齐晗握紧拳头,低下头,目中寒光乍现,身子微微发抖,紧紧地握住拳头,良久才站起来,应道:“是!”
普天之下最尊贵的四个人给的第五个人解决单身之事暂时落下帷幕。
太子夫妇并着齐晗出了蓬莱殿,殿门口立着齐晗惯乘的步辇与太子夫妇的马车。
可太子夫妇并未登车驾,齐晗自然也不能上撵,只得跟在兄长旁边,太子妃陪侍在二人后。
齐晗跟着太子行了几步,便听太子沉声道:“自己说吧。

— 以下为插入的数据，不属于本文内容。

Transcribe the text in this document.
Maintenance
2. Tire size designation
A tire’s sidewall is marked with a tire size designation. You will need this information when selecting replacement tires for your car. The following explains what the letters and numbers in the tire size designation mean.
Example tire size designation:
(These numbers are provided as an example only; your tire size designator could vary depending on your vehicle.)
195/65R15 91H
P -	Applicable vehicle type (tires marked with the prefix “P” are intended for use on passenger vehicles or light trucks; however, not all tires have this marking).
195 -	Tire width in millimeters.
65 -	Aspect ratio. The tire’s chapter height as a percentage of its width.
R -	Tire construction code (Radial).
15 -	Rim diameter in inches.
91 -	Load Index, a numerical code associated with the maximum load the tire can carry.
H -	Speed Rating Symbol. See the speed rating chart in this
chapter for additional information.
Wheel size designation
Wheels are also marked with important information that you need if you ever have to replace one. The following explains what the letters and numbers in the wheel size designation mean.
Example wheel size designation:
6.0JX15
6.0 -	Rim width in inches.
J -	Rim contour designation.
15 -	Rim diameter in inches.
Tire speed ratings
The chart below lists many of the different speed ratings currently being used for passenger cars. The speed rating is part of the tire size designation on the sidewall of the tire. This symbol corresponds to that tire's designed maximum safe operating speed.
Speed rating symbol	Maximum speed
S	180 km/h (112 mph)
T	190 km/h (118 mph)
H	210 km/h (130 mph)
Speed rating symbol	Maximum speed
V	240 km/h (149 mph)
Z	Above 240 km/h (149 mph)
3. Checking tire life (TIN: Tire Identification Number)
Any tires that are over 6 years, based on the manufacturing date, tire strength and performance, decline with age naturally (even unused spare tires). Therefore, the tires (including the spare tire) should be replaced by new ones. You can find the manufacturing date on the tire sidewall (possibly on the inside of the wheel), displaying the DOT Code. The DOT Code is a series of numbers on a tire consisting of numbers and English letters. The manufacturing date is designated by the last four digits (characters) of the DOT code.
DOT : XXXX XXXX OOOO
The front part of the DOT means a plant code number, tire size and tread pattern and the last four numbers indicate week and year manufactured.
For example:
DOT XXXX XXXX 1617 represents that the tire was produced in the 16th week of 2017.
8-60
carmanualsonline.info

”
齐晗别过头,不让太子看到自己的表情:“阿兄从前谓我放浪形骸、无所事事,如今我愿意上进些许,阿兄难道不替我高兴?”
太子皱紧了眉头:“这是什么浑话,你为孤嫡亲的兄弟,难不成孤不盼着你好!”
齐晗做了个揖,只弯腰闷着头不吭声。
太子兄弟硬刚,一群内侍女官们当下把头压的低低的,一口大气也不敢喘。
齐晗自小便被太子教养长大,加之他素来乖张,太子的惩罚便如同家常便饭,轻则呵斥,重则打骂每每如是,现在见他如此,不免生怒,当下重重的踢了一个窝心脚过去。
太子如今已然四十许,日日案牍劳形,力气早就不复壮年时侯的大。
奈何齐晗旧伤未愈,今日又在马场上崩了伤口,生生受下了这一脚,一时间只觉头昏脑胀,差点向后仰倒,身后随侍的内侍赶紧扶住他。